O maior plano chinês para a expansão do comércio exterior foi a Rota da Seda Marítima, lançada por Xi Jinping em 2013, seu primeiro ano de governo. O programa fez parte da Iniciativa do Cinturão e Rota, criada com o objetivo de melhorar o acesso da China aos mercados mundiais com investimentos em infraestrutura no exterior. A América Latina foi uma das regiões mais beneficiadas com a iniciativa, o que aumentou a influência chinesa e despertou preocupações dos Estados Unidos.

No ano passado, Xi viajou até o Peru nos dias que antecederam a reunião do G-20, no Rio de Janeiro, para prestigiar a abertura do Porto de Chancay, operado majoritariamente pela Cosco, uma empresa estatal chinesa, pelos próximos 60 anos. O porto foi anunciado como transformador para as relações comerciais da China com a América Latina e abriu uma rota mais curta com a região pelo Oceano Pacífico, sem precisar usar o Canal do Panamá ou cruzar os oceanos Índico e Atlântico.

Segundo a pesquisadora associada do Centro de Relações Exteriores (CFR, em inglês), Zongyuan Zoe Liu, o interesse de Pequim em expandir a sua rede portuária é natural, dado a importância do comércio exterior para a economia chinesa e as dificuldades internas do país. “É muito importante para a China, na economia e na geopolítica, ter uma rede portuária confiável que facilite o seu papel no comércio internacional”, declarou.

O Porto de Chancay é um exemplo para ilustrar a importância da infraestrutura tanto para a economia quanto para a geopolítica. Através dele, a China tem acesso mais fácil à soja, milho e carne bovina, essenciais para a segurança alimentar de uma nação de 1,4 bilhão de pessoas, e a minérios como o lítio, usados para a fabricação de baterias para carros elétricos – o produto atual mais forte da indústria chinesa.

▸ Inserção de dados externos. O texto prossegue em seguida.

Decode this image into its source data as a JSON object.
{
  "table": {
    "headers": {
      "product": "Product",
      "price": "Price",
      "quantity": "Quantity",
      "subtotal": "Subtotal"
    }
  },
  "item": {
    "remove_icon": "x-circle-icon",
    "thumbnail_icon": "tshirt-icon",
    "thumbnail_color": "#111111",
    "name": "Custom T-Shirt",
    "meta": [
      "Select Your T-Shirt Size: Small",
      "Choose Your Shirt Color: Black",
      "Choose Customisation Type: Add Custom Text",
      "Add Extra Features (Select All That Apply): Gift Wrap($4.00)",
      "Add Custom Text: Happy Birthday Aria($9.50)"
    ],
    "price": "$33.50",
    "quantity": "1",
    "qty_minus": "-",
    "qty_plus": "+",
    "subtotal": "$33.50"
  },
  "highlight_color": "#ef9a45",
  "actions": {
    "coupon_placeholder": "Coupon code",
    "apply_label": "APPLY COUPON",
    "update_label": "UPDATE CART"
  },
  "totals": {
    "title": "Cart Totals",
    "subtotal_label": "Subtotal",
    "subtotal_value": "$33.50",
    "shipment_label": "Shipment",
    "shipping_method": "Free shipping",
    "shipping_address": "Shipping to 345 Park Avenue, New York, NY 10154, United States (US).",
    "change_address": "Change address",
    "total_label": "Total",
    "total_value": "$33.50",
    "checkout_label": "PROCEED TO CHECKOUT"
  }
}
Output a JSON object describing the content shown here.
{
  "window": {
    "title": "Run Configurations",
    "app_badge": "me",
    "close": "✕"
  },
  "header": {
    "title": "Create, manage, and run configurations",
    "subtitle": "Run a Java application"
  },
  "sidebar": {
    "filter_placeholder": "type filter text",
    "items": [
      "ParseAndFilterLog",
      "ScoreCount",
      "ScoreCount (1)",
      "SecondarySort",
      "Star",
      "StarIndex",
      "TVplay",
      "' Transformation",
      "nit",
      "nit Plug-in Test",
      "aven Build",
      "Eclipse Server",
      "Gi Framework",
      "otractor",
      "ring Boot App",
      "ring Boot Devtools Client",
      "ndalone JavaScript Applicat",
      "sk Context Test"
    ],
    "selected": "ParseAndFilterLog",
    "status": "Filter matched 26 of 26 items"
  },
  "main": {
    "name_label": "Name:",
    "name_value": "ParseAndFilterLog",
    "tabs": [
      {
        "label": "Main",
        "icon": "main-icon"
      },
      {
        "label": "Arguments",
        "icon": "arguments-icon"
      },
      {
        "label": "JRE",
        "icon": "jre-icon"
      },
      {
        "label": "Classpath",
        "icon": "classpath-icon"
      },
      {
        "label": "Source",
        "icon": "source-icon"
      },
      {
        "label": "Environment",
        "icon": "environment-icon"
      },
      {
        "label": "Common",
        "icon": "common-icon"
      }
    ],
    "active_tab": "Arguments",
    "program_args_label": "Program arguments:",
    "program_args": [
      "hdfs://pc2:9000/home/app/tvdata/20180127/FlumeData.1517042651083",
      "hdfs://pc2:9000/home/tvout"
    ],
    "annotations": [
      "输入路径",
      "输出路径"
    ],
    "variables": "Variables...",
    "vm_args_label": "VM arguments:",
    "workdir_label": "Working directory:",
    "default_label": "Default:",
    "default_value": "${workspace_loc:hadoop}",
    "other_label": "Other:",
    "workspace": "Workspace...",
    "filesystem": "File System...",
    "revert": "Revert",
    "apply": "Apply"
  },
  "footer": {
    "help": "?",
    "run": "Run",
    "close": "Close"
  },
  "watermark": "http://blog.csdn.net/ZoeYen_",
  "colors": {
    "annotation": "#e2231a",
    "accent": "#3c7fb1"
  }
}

A infraestrutura também é o pilar para a China ocupar o espaço que pode ser deixado pelos Estados Unidos sob a nova política de tarifas de Donald Trump, que foi utilizada como ameaça sobre a Colômbia e o México nos primeiros dez dias de governo e ameaça diminuir o comércio entre os EUA e os países taxados. No dia 6, a Colômbia anunciou a abertura de uma nova rota com a China que utiliza as instalações de Chancay.

Mas, para além dos objetivos comerciais mais óbvios, ter uma rede de infraestrutura portuária oferece à China mais acesso à informação e a possibilidade de expandir sua presença militar. Hoje, essas são as maiores preocupações dos Estados Unidos.

Inteligência e bases navais

A presença da China nos portos se dá de duas formas principais: na operação por empresas estatais, como a Cosco, ou por empresa privada, a Hutchison Holding, sediada em Hong Kong. As operações das duas acontecem de maneira parcial – por exemplo, no controle de apenas um terminal de contêiner – ou total, quando controla todas as etapas de um porto.

A princípio, isso oferece a essas empresas uma gama de informações sobre cargas movimentadas nos portos, que segundo analistas, pode dar vantagem à China sobre concorrentes, incluindo em espionagem. “Esse controle pode oferecer, inclusive, informações sobre transporte de equipamentos militares. Em um contexto de disputa com os EUA, são informações valiosas”, declarou o professor de administração e economia da USP e da FIA, Celso Grisi, especialista em comércio exterior.

Outro aspecto do controle chinês alertado pelos analistas é a possível instalação de bases navais nos portos em águas profundas, importante para a China defender rotas de suprimento. De acordo com um levantamento da CFR, 57 dos 105 portos operados por chineses possuem capacidade para receber navios de guerra – entretanto, a China teria mais capacidade de instalar bases nos portos em que ela detém a operação majoritária.

Pelo menos um desses portos, o de Djibouti, localizado na saída do Mar Vermelho, tem uma base já instalada. Apesar de ter uma operação minoritária no porto, os chineses conseguiram um acordo para instalar a base em uma das principais rotas do comércio global e alvo de tensões constantes. Outros locais, como os portos de Lagos, na Nigéria, e de Pirineus, na Grécia, já receberam navios de guerra da marinha chinesa.

Para os Estados Unidos, a expansão naval chinesa, que transformou a China na maior marinha do mundo, é uma preocupação a longo prazo para sua segurança, mas não uma ameaça atual. Hoje, os EUA possuem bases navais em mais de 10 países, contra uma da China.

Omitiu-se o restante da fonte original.